His butter-laden potato purée, one of many instant classics, consisted of four ingredients —potatoes, butter, milk and salt — but his labor-intensive technique of drying the potatoes and gradually introducing chilled butter and boiling milk elevated the dish far beyond its station.

“One of his favorite lines was, ‘Our job is not to make a mushroom taste like a carrot but to make a mushroom taste as much like a mushroom as it can,’ ” Ms. Wells, the co-author of Mr. Robuchon’s cookbook “Simply French” (1991), said by telephone.

“The older I get, the more I realize the truth is: the simpler the food, the more exceptional it can be,” he told Business Insider in 2014. “I never try to marry more than three flavors in one dish. I like walking into a kitchen and knowing that the dishes are identifiable and the ingredients within them easy to detect.”

Paul Laxalt, former Senator.

Tom Heckert, former general manager of the Cleveland Browns. (Hattip: Lawrence.)

Amy Meselson. She was 46 years old, and had a reputation for defending immigrants to the United States. Her obit opens with a great story about her zealous advocacy for Amadou Ly, a Senegalese immigrant who was part of a winning robotics team at his high school.

Federal officials were persuaded to drop the deportation proceedings and grant Mr. Ly a foreign student visa. He graduated from Kingsborough Community College in Brooklyn, became a citizen, embarked on an acting career and moved to Hollywood.

Ms. Meselson, who had struggled with depression since she was a teenager, committed suicide on July 22 at her home in Manhattan, her mother, Sarah Meselson, said.

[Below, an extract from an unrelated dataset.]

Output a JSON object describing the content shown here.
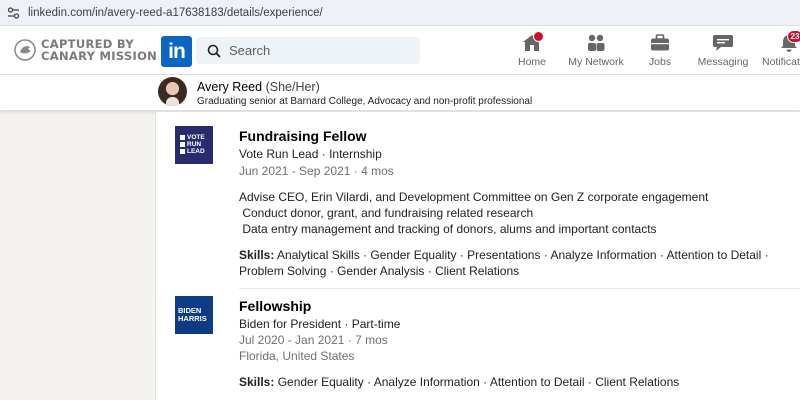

Ms. Meselson earned her middle name by surviving a life-threatening respiratory disease. Besides dealing with depression, she had recently been given a diagnosis of attention deficit disorder and extreme anxiety — all aggravated when she traveled to Greece two years ago to volunteer at a camp for Syrian refugees, Sarah Meselson said at a memorial service.
At the service, she said she wanted to recount her daughter’s maladies for two reasons.
“One,” she said, “is to emphasize what everyone already knows — that it is not always possible to comprehend the level of suffering that others may be experiencing, especially when they appear to be successful and to excel to the extent that Amy did.
“The other,” she added, “is to applaud my daughter for all that she accomplished despite her mental illness.”